Surprise crossed her face as she looked away. “I don’t think Jack wants makeup, honey. How about we frost the last of the cookies?”
“Yay!” The kid danced around them, rainbow skirt flying, wand pumping in one hand, Princess Lillian in the other.
“I swear she lives for sugar.” An apologetic smile hovered over Ashley’s lips.
He moved toward the kitchen.
“Better get started before somebody loses an eye.”
She already had coffee made, probably for her father to have a cup for the drive home. She poured him a cup; then they all focused on frosting and sprinkles. Maddie wanted
to make a contest of it, so they did.
He figured the kid would lose interest in ten minutes—short-attention-span generation and all that. He hoped in vain. An hour passed before the contest ended, not before every last cookie was elaborately frosted. They had secret voting. Maddie came in first.
The little girl pushed the biggest cookie toward him. “You get a condensation prize for trying.”
He glanced at Ashley.
“Consolation prize,” she translated.
“Can we play a board game?” Maddie beseeched, already squirming on her seat.
“I don’t think we have time before Grandpa gets back, honey.”
“Can I watch cartoons?”
“Sure.”
The kid scampered off to the living room with her own frosted sweet, turned on the TV, and plopped down to watch a cartoon elephant doing cartwheels.
Ashley was wiping pink frosting off the tablecloth. “It’s not as bad as you think. Oatmeal, and I used honey instead of refined sugar, substituted some of the oil in the recipe with applesauce.

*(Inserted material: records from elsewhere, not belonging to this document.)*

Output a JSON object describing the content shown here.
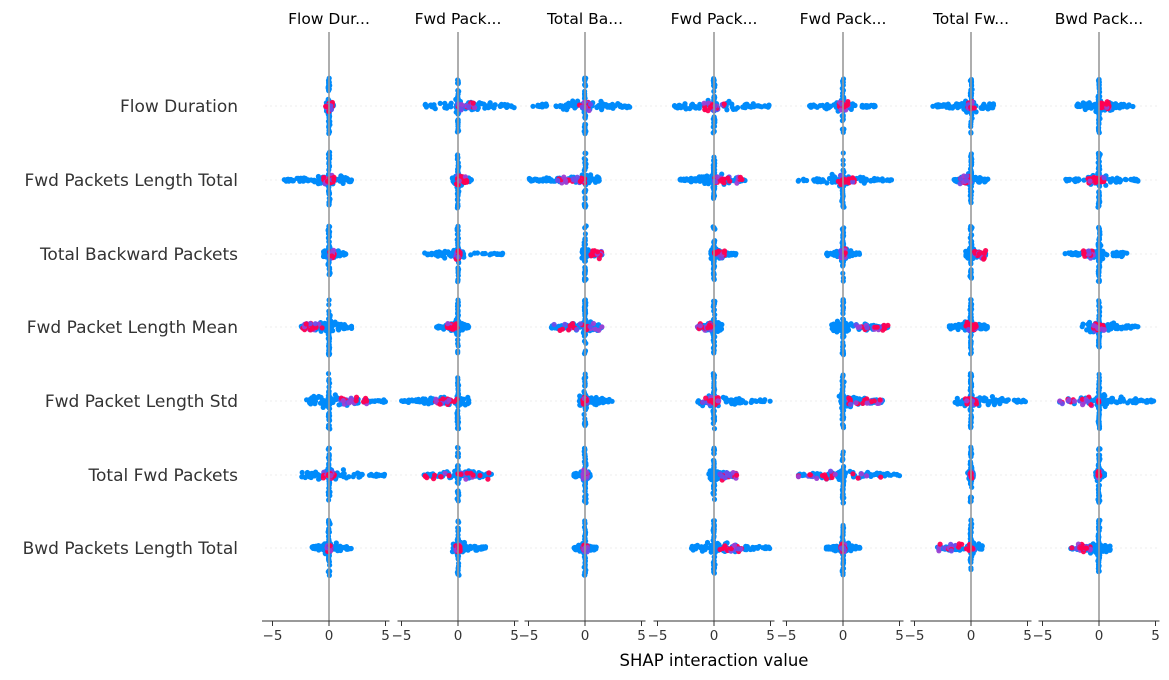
{
  "chart_data": {
    "type": "scatter",
    "subtype": "shap-interaction-beeswarm-matrix",
    "xlabel": "SHAP interaction value",
    "xlim": [
      -5,
      5
    ],
    "xticks": [
      -5,
      0,
      5
    ],
    "tick_labels": [
      "−5",
      "0",
      "5"
    ],
    "column_titles": [
      "Flow Dur...",
      "Fwd Pack...",
      "Total Ba...",
      "Fwd Pack...",
      "Fwd Pack...",
      "Total Fw...",
      "Bwd Pack..."
    ],
    "row_labels": [
      "Flow Duration",
      "Fwd Packets Length Total",
      "Total Backward Packets",
      "Fwd Packet Length Mean",
      "Fwd Packet Length Std",
      "Total Fwd Packets",
      "Bwd Packets Length Total"
    ],
    "colors": {
      "low": "#008bfb",
      "high": "#ff0052",
      "zero_line": "#999999",
      "row_guide": "#eeeeee",
      "axis": "#333333"
    },
    "cells": [
      [
        {
          "min": -0.3,
          "max": 0.4,
          "hmin": -0.3,
          "hmax": 0.3
        },
        {
          "min": -3.0,
          "max": 5.0,
          "hmin": 0.0,
          "hmax": 1.5
        },
        {
          "min": -5.0,
          "max": 4.0,
          "hmin": -0.5,
          "hmax": 0.5
        },
        {
          "min": -3.5,
          "max": 5.0,
          "hmin": -1.0,
          "hmax": 1.0
        },
        {
          "min": -3.0,
          "max": 3.0,
          "hmin": -0.5,
          "hmax": 0.5
        },
        {
          "min": -3.5,
          "max": 2.0,
          "hmin": -0.3,
          "hmax": 0.3
        },
        {
          "min": -2.0,
          "max": 3.0,
          "hmin": 0.0,
          "hmax": 1.0
        }
      ],
      [
        {
          "min": -4.0,
          "max": 2.0,
          "hmin": -0.5,
          "hmax": 0.5
        },
        {
          "min": -0.5,
          "max": 1.2,
          "hmin": -0.3,
          "hmax": 0.8
        },
        {
          "min": -5.0,
          "max": 1.5,
          "hmin": -2.5,
          "hmax": 0.0
        },
        {
          "min": -3.0,
          "max": 3.0,
          "hmin": 0.0,
          "hmax": 2.5
        },
        {
          "min": -4.0,
          "max": 4.5,
          "hmin": -0.5,
          "hmax": 1.0
        },
        {
          "min": -1.5,
          "max": 1.5,
          "hmin": -1.0,
          "hmax": 0.0
        },
        {
          "min": -3.0,
          "max": 3.5,
          "hmin": -1.0,
          "hmax": 0.5
        }
      ],
      [
        {
          "min": -0.5,
          "max": 1.5,
          "hmin": 0.0,
          "hmax": 0.5
        },
        {
          "min": -3.0,
          "max": 4.0,
          "hmin": -0.2,
          "hmax": 0.2
        },
        {
          "min": -0.3,
          "max": 1.5,
          "hmin": 0.5,
          "hmax": 1.5
        },
        {
          "min": -0.3,
          "max": 2.0,
          "hmin": 0.0,
          "hmax": 1.0
        },
        {
          "min": -1.5,
          "max": 1.5,
          "hmin": -0.2,
          "hmax": 0.2
        },
        {
          "min": -0.5,
          "max": 1.3,
          "hmin": 0.3,
          "hmax": 1.3
        },
        {
          "min": -3.0,
          "max": 2.5,
          "hmin": -1.5,
          "hmax": -0.5
        }
      ],
      [
        {
          "min": -2.5,
          "max": 2.0,
          "hmin": -2.5,
          "hmax": -0.5
        },
        {
          "min": -2.0,
          "max": 1.0,
          "hmin": -1.0,
          "hmax": 0.0
        },
        {
          "min": -3.0,
          "max": 1.5,
          "hmin": -2.8,
          "hmax": 1.5
        },
        {
          "min": -1.5,
          "max": 0.7,
          "hmin": -1.5,
          "hmax": 0.0
        },
        {
          "min": -1.0,
          "max": 4.0,
          "hmin": 0.5,
          "hmax": 4.0
        },
        {
          "min": -2.0,
          "max": 1.5,
          "hmin": -0.5,
          "hmax": 0.5
        },
        {
          "min": -1.5,
          "max": 3.5,
          "hmin": -0.5,
          "hmax": 0.5
        }
      ],
      [
        {
          "min": -2.0,
          "max": 5.0,
          "hmin": 1.0,
          "hmax": 3.5
        },
        {
          "min": -5.0,
          "max": 1.0,
          "hmin": -2.0,
          "hmax": 0.0
        },
        {
          "min": -0.5,
          "max": 2.5,
          "hmin": -0.2,
          "hmax": 0.2
        },
        {
          "min": -1.5,
          "max": 5.0,
          "hmin": -1.0,
          "hmax": 0.5
        },
        {
          "min": -0.5,
          "max": 3.5,
          "hmin": 0.5,
          "hmax": 3.5
        },
        {
          "min": -1.5,
          "max": 5.0,
          "hmin": -0.5,
          "hmax": 0.5
        },
        {
          "min": -3.5,
          "max": 5.0,
          "hmin": -3.5,
          "hmax": 0.0
        }
      ],
      [
        {
          "min": -2.5,
          "max": 5.0,
          "hmin": -0.5,
          "hmax": 0.5
        },
        {
          "min": -3.0,
          "max": 3.0,
          "hmin": -3.0,
          "hmax": 3.0
        },
        {
          "min": -1.0,
          "max": 0.5,
          "hmin": -0.2,
          "hmax": 0.2
        },
        {
          "min": -0.5,
          "max": 2.0,
          "hmin": 0.5,
          "hmax": 2.0
        },
        {
          "min": -4.0,
          "max": 5.0,
          "hmin": -4.0,
          "hmax": 3.5
        },
        {
          "min": -0.2,
          "max": 0.2,
          "hmin": -0.1,
          "hmax": 0.1
        },
        {
          "min": -0.3,
          "max": 0.5,
          "hmin": -0.1,
          "hmax": 0.1
        }
      ],
      [
        {
          "min": -1.5,
          "max": 2.0,
          "hmin": -0.2,
          "hmax": 0.2
        },
        {
          "min": -0.5,
          "max": 2.5,
          "hmin": -0.2,
          "hmax": 0.2
        },
        {
          "min": -1.0,
          "max": 1.0,
          "hmin": -0.2,
          "hmax": 0.2
        },
        {
          "min": -2.0,
          "max": 5.0,
          "hmin": 0.5,
          "hmax": 2.5
        },
        {
          "min": -1.5,
          "max": 1.5,
          "hmin": -0.2,
          "hmax": 0.2
        },
        {
          "min": -3.0,
          "max": 1.0,
          "hmin": -3.0,
          "hmax": 0.5
        },
        {
          "min": -2.5,
          "max": 1.0,
          "hmin": -2.5,
          "hmax": -0.5
        }
      ]
    ]
  }
}
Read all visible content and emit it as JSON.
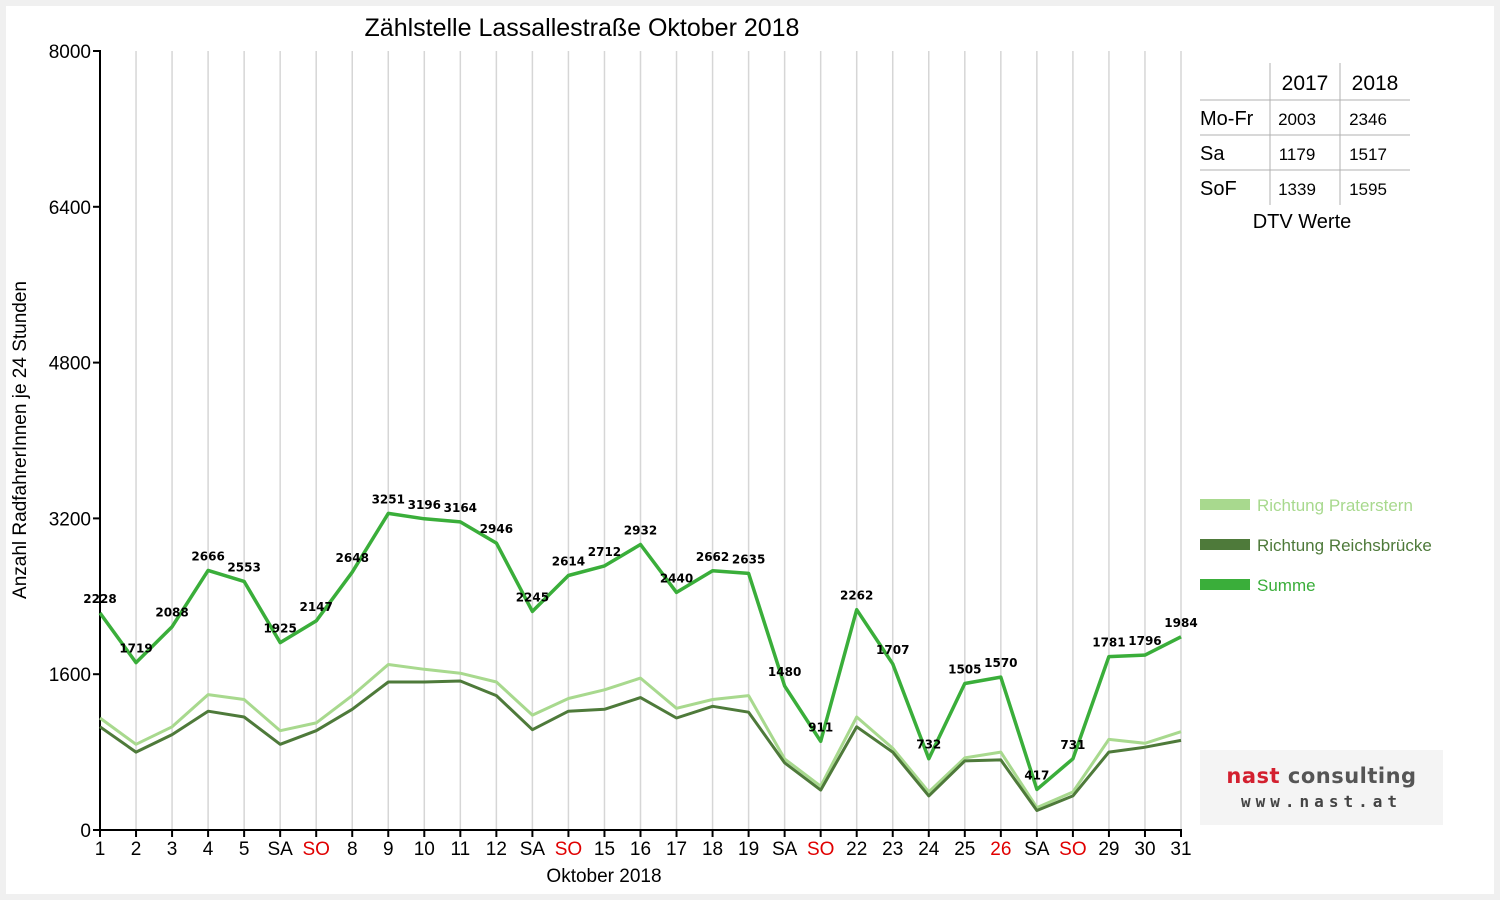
{
  "chart_data": {
    "type": "line",
    "title": "Zählstelle Lassallestraße Oktober 2018",
    "xlabel": "Oktober 2018",
    "ylabel": "Anzahl RadfahrerInnen je 24 Stunden",
    "ylim": [
      0,
      8000
    ],
    "yticks": [
      0,
      1600,
      3200,
      4800,
      6400,
      8000
    ],
    "grid": true,
    "legend_position": "right",
    "categories": [
      "1",
      "2",
      "3",
      "4",
      "5",
      "SA",
      "SO",
      "8",
      "9",
      "10",
      "11",
      "12",
      "SA",
      "SO",
      "15",
      "16",
      "17",
      "18",
      "19",
      "SA",
      "SO",
      "22",
      "23",
      "24",
      "25",
      "26",
      "SA",
      "SO",
      "29",
      "30",
      "31"
    ],
    "red_categories": [
      6,
      13,
      20,
      25,
      27
    ],
    "series": [
      {
        "name": "Richtung Praterstern",
        "color": "#a8d98e",
        "values": [
          1150,
          880,
          1060,
          1390,
          1340,
          1020,
          1100,
          1380,
          1700,
          1650,
          1610,
          1520,
          1180,
          1350,
          1440,
          1560,
          1250,
          1340,
          1380,
          730,
          450,
          1160,
          840,
          390,
          740,
          800,
          230,
          390,
          930,
          890,
          1010
        ]
      },
      {
        "name": "Richtung Reichsbrücke",
        "color": "#4e7a3a",
        "values": [
          1060,
          800,
          980,
          1220,
          1160,
          880,
          1020,
          1240,
          1520,
          1520,
          1530,
          1380,
          1030,
          1220,
          1240,
          1360,
          1150,
          1270,
          1210,
          690,
          410,
          1060,
          800,
          350,
          710,
          720,
          200,
          350,
          800,
          850,
          920
        ]
      },
      {
        "name": "Summe",
        "color": "#3aae3a",
        "values": [
          2228,
          1719,
          2088,
          2666,
          2553,
          1925,
          2147,
          2648,
          3251,
          3196,
          3164,
          2946,
          2245,
          2614,
          2712,
          2932,
          2440,
          2662,
          2635,
          1480,
          911,
          2262,
          1707,
          732,
          1505,
          1570,
          417,
          731,
          1781,
          1796,
          1984
        ]
      }
    ]
  },
  "dtv_table": {
    "headers": [
      "",
      "2017",
      "2018"
    ],
    "rows": [
      [
        "Mo-Fr",
        "2003",
        "2346"
      ],
      [
        "Sa",
        "1179",
        "1517"
      ],
      [
        "SoF",
        "1339",
        "1595"
      ]
    ],
    "caption": "DTV Werte"
  },
  "logo": {
    "name_part1": "nast",
    "name_part2": " consulting",
    "url": "www.nast.at"
  }
}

She loves her cookies, so I try to make them as healthy as possible.”
He grabbed a sheet of paper towel and helped. “It must be difficult not to be able to see her every day.”
The smile she’d been wearing all evening slid off her face.
He wished he hadn’t said anything. He really liked the lighthearted, smiling Ashley. She was going through a hard time. And he had done nothing but make it worse, ever since they’d met. She needed these moments of lightness. She deserved them.
"I want to apologize for pushing you so hard before,” he said. “I have your paintings in the trunk.”
She looked more alarmed than relieved, probably because her daughter was there.
“I can come by again with them tomorrow,” he offered.
She watched him with a wary expression. “Does this mean I’m completely cleared?”
“As far as I’m concerned.”
“You came all the way out here to tell me that?”
“I came to make sure you were all right.”